Maybe I just got rejected too many times in a one-hour flyering shift, but when I ushered tonight I was struck by how polite the patrons were. Almost every person who walked through the “center left” doors said “Thank you” when I handed them a program and several smiled or asked how I was. Yes, these are basic pleasantries and perhaps the theatre-going crowd is simply better behaved than the typical college student rushing to class, but the stark contrast just seemed so strange to me.

I realise that etiquette is often seen as an artifice, especially in modern times, but I still believe that it serves an important purpose in social interactions. I never understood how people could be so rude to one another (i.e. cutting in line, swearing, road rage), even if they found the other person to be an inconvenience. Shouldn’t a person with true manners treat everyone equally with the respect that they deserve? Or does etiquette inherently contain different rules for different “classes” of people? More importantly, do manners and etiquette even matter in this modern society of Casual Monday-thru-Friday’s, a tell-all tabloid world that blurs (or eliminates) the line between our private and public selves?

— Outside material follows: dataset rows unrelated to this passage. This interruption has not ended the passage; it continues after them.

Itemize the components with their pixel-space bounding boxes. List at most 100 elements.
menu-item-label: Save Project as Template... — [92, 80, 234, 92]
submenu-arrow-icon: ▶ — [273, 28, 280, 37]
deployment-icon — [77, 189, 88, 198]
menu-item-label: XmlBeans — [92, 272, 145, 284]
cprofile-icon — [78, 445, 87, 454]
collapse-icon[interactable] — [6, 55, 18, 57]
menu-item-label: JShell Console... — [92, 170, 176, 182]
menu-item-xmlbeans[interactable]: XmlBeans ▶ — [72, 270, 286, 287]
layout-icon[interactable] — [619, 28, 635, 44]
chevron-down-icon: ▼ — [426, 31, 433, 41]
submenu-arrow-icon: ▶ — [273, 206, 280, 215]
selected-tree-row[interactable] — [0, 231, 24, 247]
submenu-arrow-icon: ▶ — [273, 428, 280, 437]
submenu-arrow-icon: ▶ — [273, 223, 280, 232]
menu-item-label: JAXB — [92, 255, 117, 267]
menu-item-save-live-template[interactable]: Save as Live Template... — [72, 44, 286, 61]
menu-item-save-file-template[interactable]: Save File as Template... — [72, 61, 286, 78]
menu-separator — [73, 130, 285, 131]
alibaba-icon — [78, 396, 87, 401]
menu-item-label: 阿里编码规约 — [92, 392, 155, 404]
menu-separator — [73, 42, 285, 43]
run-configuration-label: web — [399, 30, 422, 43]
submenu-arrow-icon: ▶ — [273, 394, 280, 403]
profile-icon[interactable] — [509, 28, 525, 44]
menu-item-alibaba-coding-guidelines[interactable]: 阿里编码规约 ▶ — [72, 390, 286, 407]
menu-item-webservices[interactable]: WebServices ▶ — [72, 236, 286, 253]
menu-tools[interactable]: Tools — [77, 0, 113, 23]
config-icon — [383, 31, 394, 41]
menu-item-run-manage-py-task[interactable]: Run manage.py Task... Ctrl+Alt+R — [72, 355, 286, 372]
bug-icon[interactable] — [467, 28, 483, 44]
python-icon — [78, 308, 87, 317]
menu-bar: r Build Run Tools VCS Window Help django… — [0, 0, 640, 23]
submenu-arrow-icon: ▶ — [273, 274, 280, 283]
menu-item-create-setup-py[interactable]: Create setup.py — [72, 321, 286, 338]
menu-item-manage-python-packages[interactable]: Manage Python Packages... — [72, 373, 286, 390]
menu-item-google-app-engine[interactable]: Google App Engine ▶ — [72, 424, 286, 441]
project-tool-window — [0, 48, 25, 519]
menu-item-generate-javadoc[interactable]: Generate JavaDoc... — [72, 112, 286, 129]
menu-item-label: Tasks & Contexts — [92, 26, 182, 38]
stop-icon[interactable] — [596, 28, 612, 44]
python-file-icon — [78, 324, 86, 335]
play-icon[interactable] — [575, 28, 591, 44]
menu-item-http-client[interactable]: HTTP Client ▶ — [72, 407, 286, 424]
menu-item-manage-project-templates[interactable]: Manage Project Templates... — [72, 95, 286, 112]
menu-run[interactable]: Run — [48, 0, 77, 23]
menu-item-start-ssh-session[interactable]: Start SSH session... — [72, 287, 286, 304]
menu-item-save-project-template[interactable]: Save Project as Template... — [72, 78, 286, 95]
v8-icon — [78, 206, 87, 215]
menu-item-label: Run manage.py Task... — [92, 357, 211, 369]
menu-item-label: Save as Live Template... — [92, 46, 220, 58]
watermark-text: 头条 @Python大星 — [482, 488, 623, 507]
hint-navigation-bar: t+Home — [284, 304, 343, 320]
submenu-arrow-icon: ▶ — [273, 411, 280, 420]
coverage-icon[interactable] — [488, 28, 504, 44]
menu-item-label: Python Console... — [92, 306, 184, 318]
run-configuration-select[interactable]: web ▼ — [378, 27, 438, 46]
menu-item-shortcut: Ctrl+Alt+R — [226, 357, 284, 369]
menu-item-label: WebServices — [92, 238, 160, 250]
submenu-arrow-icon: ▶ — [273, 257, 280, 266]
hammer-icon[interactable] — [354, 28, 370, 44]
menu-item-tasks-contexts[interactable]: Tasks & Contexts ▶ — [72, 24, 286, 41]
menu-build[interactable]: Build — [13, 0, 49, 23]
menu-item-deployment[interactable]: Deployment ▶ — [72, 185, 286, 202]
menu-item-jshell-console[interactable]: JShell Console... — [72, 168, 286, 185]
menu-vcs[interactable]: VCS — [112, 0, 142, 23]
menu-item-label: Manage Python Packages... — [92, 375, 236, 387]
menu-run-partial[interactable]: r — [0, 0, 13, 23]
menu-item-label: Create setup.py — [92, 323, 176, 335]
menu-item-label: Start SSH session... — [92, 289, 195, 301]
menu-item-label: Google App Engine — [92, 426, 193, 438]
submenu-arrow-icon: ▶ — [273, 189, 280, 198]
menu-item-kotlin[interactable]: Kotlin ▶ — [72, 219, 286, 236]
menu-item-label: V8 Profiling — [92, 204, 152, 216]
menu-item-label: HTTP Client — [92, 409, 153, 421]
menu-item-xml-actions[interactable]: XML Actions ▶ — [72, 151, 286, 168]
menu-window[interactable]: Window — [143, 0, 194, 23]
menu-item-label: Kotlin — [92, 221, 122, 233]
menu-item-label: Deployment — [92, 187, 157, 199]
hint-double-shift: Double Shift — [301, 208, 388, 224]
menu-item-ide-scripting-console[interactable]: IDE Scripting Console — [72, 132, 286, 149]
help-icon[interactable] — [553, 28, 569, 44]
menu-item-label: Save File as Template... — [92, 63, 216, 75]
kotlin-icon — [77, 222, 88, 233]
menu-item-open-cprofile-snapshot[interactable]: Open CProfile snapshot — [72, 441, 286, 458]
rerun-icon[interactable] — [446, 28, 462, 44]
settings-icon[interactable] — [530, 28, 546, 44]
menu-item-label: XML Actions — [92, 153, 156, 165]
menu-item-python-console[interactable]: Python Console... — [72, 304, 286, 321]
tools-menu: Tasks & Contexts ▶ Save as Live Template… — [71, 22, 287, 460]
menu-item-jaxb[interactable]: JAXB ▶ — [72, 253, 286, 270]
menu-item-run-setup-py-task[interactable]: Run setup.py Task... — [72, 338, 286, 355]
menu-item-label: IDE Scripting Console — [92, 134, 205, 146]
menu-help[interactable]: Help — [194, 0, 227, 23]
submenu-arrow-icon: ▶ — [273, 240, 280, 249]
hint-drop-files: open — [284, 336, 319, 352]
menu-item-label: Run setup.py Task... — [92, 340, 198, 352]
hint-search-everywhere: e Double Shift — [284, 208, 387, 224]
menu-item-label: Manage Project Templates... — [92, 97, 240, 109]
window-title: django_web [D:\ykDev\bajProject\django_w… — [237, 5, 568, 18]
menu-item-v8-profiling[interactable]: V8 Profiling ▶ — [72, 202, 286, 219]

Ok, end of long tangent! I’m actually blogging to gloat about the highlight of my week: ushering for meeting John Updike!

John UpdikeI, Sophia Literaria, was in the same room with a two-time Pulitzer Prize winner (I’m actually pretty sure this is the first time this has happened… unless I unknowingly met one during the LA Festival of Books last year).

Sadly, I must confess that I haven’t read any of his novels (although after his talk, I’ve placed The Witches of Eastwick on my list of Books To Read). I know Updike mainly from his vast body of work in The New Yorker, but even without reading his longer pieces of writing, I found myself fascinated by his take on the creative process and the influences of age on his literary perspective. Plus, he was very funny/witty/(dare I say cute?) in that wonderful eccentric grandfather sort of way that always delights me.

I think the thing that struck me the most during the talk was Updike’s rule of publishing a book a year. Updike is an extremely productive writer, who comes out with short stories, reviews, poetry, and novels at an almost insane pace, especially given the length of his career. His body of work is seriously large enough to fill its own bookshelf. Yet I can’t help but wonder if this pace compromises the quality of his writing, if he could be even greater if he had the patience and tranquility to stick to one idea at a time. Updike spoke of great admiration for writers like Saul Bellow who don’t mind “not seeing his name in print” for long periods of time. I almost sense an insecurity in Updike’s admission that he feels antsy when he doesn’t see his work in the public eye for a while.

The Widows of EastwickAnd yet this is not a complete reading of Updike’s motivations for his frenetic pace. I think Updike takes his position as a prominent literary figure seriously and pushes to remain in the public eye in part because he wants to affect change and influence opinion in a world that is increasingly dismissive of writers and literature as a whole. As Updike pointed out, the position of the writer in society has greatly diminished since the times of the Great Depression onward. I feel like most people these days see fiction the same way they see the movies – as a simple form of entertainment. We don’t see our poet laureates as “prophets” or “oracles of truth” anymore. We dismiss the greatest authors of the Western canon as inferior to Rowling and Meyer simply because they are “hard to read”. We dive into racy plotlines instead of immersing ourselves in language that is beautifully wrought; because we’ve abandoned good writing for quick summer reads and trashy paperbacks, good writing has abandoned us.

However, old-fashioned writers like Updike, who still writes the first drafts to his novels by hand, continue to bravely cling to the idea that maybe they can still make a ripple in the social consciousness, despite Harry Potter, fanfiction, and blogs (*pleads guilty*).